Insólito. Família passa 12 horas a preparar funeral de idoso dado como morto em Leiria. Afinal, estava vivo

O idoso tem 81 anos e a família alega que lhe terá sido notificada a morte do mesmo. Hospital nega ter feito qualquer chamada a comunicar o óbito.

Uma família de Pombal, em Leiria, viveu um episódio insólito: passou 12 horas a organizar o funeral de um idoso de 81 anos, internado no Hospital de Santo André, depois de ter sido informada do falecimento do mesmo. No entanto, a família acabou por descobrir, apenas ao final do dia, que o idoso estava vivo.

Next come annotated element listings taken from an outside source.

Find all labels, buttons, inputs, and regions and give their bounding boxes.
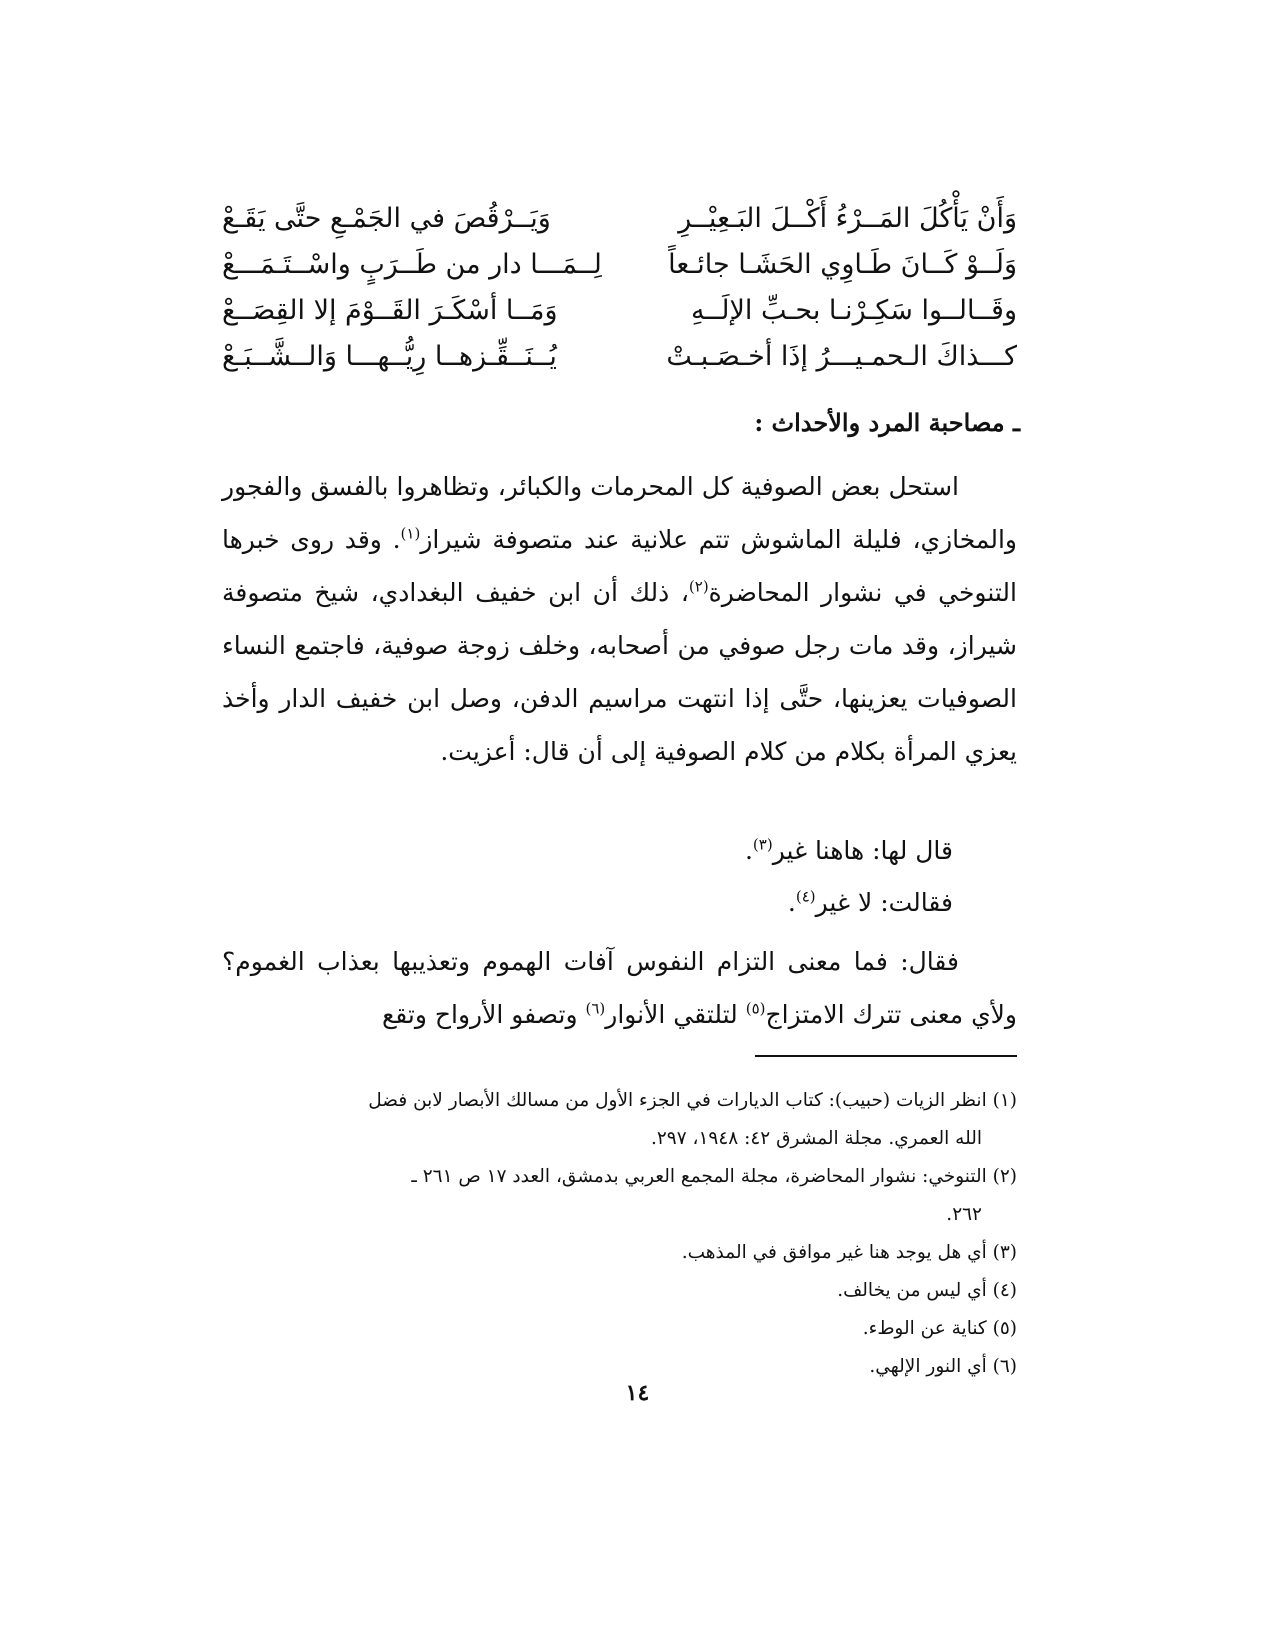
footnote-number: (٤) xyxy=(992,1280,1017,1301)
footnote-ref: (٤) xyxy=(795,887,816,906)
footnote-number: (١) xyxy=(992,1090,1017,1111)
footnote xyxy=(212,1082,1017,1158)
footnote-number: (٣) xyxy=(992,1242,1017,1263)
footnote-ref: (١) xyxy=(400,524,421,543)
footnote-text: أي هل يوجد هنا غير موافق في المذهب. xyxy=(681,1242,987,1263)
footnote-text: أي ليس من يخالف. xyxy=(837,1280,987,1301)
footnote-continuation: ٢٦٢. xyxy=(946,1204,982,1225)
footnotes xyxy=(212,1082,1017,1386)
footnote xyxy=(212,1310,1017,1348)
footnote xyxy=(212,1272,1017,1310)
footnote-ref: (٥) xyxy=(745,999,766,1018)
page-number: ١٤ xyxy=(625,1380,650,1406)
paragraph-2 xyxy=(222,935,1017,1041)
verse-second-hemistich: يُــنَــقِّـزهــا رِيُّــهـــا وَالــشَّــبَـعْ xyxy=(222,340,557,372)
footnote-text: كناية عن الوطء. xyxy=(862,1318,987,1339)
paragraph-1 xyxy=(222,460,1017,778)
dialogue-line xyxy=(745,825,953,877)
footnote-number: (٥) xyxy=(992,1318,1017,1339)
verse-first-hemistich: وَلَــوْ كَــانَ طَـاوِي الحَشَـا جائـعاً xyxy=(668,248,1017,280)
section-heading: ـ مصاحبة المرد والأحداث : xyxy=(754,408,1020,437)
dialogue-end: . xyxy=(744,836,753,865)
paragraph-text: ، ذلك أن ابن خفيف البغدادي، شيخ متصوفة شيراز، وقد مات رجل صوفي من أصحابه، وخلف زوجة صوفية، فاجتمع النساء الصوفيات يعزينها، حتَّى إذا انتهت مراسيم الدفن، وصل ابن خفيف الدار وأخذ يعزي المرأة بكلام من كلام الصوفية إلى أن قال: أعزيت. xyxy=(222,578,1017,766)
footnote-continuation: الله العمري. مجلة المشرق ٤٢: ١٩٤٨، ٢٩٧. xyxy=(650,1128,982,1149)
footnote-ref: (٢) xyxy=(688,577,709,596)
verse-second-hemistich: وَمَــا أسْكَـرَ القَــوْمَ إلا القِصَــعْ xyxy=(222,294,558,326)
dialogue-text: فقالت: لا غير xyxy=(815,888,953,917)
paragraph-text: . وقد روى خبرها التنوخي في نشوار المحاضرة xyxy=(222,525,1017,607)
verse-second-hemistich: وَيَــرْقُصَ في الجَمْـعِ حتَّى يَقَـعْ xyxy=(222,202,551,234)
footnote-text: أي النور الإلهي. xyxy=(869,1356,987,1377)
verse-first-hemistich: وقَــالــوا سَكِـرْنـا بحـبِّ الإلَــهِ xyxy=(690,294,1017,326)
paragraph-text: وتصفو الأرواح وتقع xyxy=(381,1000,586,1029)
footnote xyxy=(212,1158,1017,1234)
footnote-number: (٢) xyxy=(992,1166,1017,1187)
dialogue-line xyxy=(788,877,953,929)
poem-verse xyxy=(222,287,1017,333)
dialogue-end: . xyxy=(787,888,796,917)
poem-block xyxy=(222,195,1017,379)
footnote-text: التنوخي: نشوار المحاضرة، مجلة المجمع العربي بدمشق، العدد ١٧ ص ٢٦١ ـ xyxy=(411,1166,987,1187)
footnote-text: انظر الزيات (حبيب): كتاب الديارات في الجزء الأول من مسالك الأبصار لابن فضل xyxy=(368,1090,987,1111)
paragraph-text: استحل بعض الصوفية كل المحرمات والكبائر، وتظاهروا بالفسق والفجور والمخازي، فليلة الماشوش تتم علانية عند متصوفة شيراز xyxy=(222,472,1017,554)
dialogue-text: قال لها: هاهنا غير xyxy=(772,836,953,865)
footnote-divider xyxy=(755,1055,1017,1057)
footnote-number: (٦) xyxy=(992,1356,1017,1377)
footnote-ref: (٣) xyxy=(752,835,773,854)
paragraph-text: فقال: فما معنى التزام النفوس آفات الهموم وتعذيبها بعذاب الغموم؟ ولأي معنى تترك الامتزاج xyxy=(222,947,1017,1029)
poem-verse xyxy=(222,195,1017,241)
verse-second-hemistich: لِــمَـــا دار من طَــرَبٍ واسْــتَـمَـــعْ xyxy=(222,248,602,280)
poem-verse xyxy=(222,333,1017,379)
poem-verse xyxy=(222,241,1017,287)
verse-first-hemistich: وَأَنْ يَأْكُلَ المَــرْءُ أَكْــلَ البَـعِيْــرِ xyxy=(678,202,1017,234)
paragraph-text: لتلتقي الأنوار xyxy=(605,1000,746,1029)
verse-first-hemistich: كـــذاكَ الـحمـيـــرُ إذَا أخـصَـبـتْ xyxy=(666,340,1017,372)
footnote-ref: (٦) xyxy=(585,999,606,1018)
footnote xyxy=(212,1234,1017,1272)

De acordo com o “Correio da Manhã“, o primeiro contacto do hospital aconteceu na manhã de sexta-feira, 25 de outubro, altura em que foi transmitida a notícia do falecimento do idoso. A família procedeu então à notificação de uma funerária local, que se viu envolvida numa série de tentativas para confirmar o óbito junto do hospital.

Recorrendo a chamadas e e-mails, a funerária terá ficado sem respostas, pelo que os funcionários da mesma decidiram deslocar-se ao hospital, onde aguardaram pela libertação do corpo entre as 14 horas e as 18h30. Na altura, foi-lhes explicado pelos clínicos que o processo estava atrasado devido a uma greve, sendo sugerido que voltassem no dia seguinte.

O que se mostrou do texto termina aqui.